Die grausigen Szenen sind mit merkbarer Hingabe oder zumindest mit routiniertem Sadismus gestaltet; das erste blutige Highlight verspricht sogar Spannung und vermittelt dem Leser das masochistische Vergnügen des Ausgeliefertseins. Der spätere Kampf der Minimenschen im Dschungel Hawaiis ist allerdings eher eine Blutorgie: Ameisen zerlegen noch zuckende Körper, zwei Vögel teilen sich eine geschrumpfte Studentin wie einen Wurm, und ein Protagonist hat mit den Larven einer Schlupfwespe zu kämpfen, die sich in seinem Arm entwickeln. So weit, so widerlich.

"Micro" ist eine Berg- und Talfahrt; und damit ist weniger die Spannung gemeint als vielmehr das schwankende Niveau des Textes. Auf gute Szenen und Dialoge folgen unvermittelt platte Charaktere und endlos durchgekaute Beziehungsdramen. Die Grundidee mit geschrumpften Menschen ist weder neu noch eine aufregende, durchdachte Vision, aber für deftige Schockmomente natürlich tauglich.
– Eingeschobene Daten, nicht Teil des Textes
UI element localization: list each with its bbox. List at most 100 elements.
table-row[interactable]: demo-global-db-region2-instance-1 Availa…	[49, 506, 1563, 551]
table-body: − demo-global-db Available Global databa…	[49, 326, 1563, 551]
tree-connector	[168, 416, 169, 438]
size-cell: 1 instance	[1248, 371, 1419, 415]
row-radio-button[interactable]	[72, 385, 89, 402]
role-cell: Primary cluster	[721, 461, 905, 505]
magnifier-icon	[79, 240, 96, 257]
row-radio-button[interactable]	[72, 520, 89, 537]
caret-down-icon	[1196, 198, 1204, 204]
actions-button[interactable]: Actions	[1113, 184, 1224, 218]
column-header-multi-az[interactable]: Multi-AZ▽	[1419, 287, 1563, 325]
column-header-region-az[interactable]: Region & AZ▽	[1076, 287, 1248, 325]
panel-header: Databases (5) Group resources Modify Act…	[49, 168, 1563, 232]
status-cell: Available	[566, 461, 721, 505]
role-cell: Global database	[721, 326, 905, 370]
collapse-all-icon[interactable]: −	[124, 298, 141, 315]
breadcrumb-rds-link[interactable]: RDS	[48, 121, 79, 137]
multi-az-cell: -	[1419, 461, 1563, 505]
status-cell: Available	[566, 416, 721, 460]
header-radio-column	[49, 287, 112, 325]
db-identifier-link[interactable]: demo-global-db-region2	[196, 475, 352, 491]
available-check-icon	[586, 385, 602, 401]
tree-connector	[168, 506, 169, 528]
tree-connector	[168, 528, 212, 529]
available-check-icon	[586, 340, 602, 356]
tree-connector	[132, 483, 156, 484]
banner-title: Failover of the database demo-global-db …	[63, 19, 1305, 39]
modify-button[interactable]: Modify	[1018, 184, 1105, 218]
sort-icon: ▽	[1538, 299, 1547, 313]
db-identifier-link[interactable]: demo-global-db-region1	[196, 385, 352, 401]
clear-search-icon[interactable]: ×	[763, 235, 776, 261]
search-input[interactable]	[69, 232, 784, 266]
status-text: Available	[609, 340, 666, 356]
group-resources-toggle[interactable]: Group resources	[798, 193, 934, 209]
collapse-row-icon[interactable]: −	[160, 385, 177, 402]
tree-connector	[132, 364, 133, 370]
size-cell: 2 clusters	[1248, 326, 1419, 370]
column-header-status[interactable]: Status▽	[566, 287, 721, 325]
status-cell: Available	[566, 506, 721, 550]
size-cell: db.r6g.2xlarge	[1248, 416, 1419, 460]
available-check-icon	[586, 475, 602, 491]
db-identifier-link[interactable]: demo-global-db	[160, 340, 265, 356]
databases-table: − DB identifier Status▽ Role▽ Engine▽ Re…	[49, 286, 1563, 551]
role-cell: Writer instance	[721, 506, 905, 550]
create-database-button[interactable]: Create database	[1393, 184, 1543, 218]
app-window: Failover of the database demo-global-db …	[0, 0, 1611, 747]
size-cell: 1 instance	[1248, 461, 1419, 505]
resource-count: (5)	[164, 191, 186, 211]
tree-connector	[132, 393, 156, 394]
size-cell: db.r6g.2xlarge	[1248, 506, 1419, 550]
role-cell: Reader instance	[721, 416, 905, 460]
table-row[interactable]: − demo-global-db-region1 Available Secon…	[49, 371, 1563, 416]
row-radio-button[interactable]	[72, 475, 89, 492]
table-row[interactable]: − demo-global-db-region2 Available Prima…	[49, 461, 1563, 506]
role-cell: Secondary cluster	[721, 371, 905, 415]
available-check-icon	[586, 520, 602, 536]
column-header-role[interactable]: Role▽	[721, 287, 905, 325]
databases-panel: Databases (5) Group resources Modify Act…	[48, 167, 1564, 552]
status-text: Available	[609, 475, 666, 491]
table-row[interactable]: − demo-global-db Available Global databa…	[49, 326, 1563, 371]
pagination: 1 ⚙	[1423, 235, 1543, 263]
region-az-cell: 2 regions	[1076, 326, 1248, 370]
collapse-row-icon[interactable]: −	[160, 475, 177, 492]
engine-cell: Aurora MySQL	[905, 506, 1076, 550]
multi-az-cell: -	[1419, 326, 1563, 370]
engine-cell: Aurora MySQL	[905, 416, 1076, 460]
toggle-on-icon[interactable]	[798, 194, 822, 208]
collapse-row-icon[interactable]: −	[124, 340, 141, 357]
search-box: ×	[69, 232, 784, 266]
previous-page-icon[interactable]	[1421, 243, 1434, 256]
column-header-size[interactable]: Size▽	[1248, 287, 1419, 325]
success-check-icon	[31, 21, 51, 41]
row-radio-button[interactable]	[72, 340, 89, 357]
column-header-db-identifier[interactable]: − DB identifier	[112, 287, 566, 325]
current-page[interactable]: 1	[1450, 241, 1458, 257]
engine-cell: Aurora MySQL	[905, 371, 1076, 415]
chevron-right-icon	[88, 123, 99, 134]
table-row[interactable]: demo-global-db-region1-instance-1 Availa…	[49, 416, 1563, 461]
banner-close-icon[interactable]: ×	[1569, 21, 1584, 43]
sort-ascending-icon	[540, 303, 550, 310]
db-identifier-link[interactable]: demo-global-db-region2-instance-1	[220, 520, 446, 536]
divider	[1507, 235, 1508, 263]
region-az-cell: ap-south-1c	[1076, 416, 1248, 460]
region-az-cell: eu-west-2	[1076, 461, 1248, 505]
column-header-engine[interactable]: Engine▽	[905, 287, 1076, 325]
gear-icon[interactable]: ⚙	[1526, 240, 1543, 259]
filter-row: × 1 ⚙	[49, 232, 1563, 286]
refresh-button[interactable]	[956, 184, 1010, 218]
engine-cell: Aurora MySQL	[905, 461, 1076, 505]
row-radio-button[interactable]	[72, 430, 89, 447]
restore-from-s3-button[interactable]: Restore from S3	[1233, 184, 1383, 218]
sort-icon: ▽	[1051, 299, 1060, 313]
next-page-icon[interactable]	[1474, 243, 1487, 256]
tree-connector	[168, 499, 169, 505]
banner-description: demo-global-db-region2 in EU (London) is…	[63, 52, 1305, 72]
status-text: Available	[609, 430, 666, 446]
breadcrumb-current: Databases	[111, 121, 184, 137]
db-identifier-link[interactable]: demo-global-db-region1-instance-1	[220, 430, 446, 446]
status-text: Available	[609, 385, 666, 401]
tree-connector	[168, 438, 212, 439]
Dennoch ist das posthume Erscheinen nicht das Interessanteste an diesem Roman. "Micro" ist lehrreich und schmückt sich am Ende mit einer Literaturliste, die vom ethnobotanischen Lehrbuch bis zum Handbuch der klinischen Toxikologie von Tiergiften reicht. Für den Leser ist es genau dann ein Vergnügen, wenn es ihm gelingt, die richtigen Teile seines Gehirns abzuschalten...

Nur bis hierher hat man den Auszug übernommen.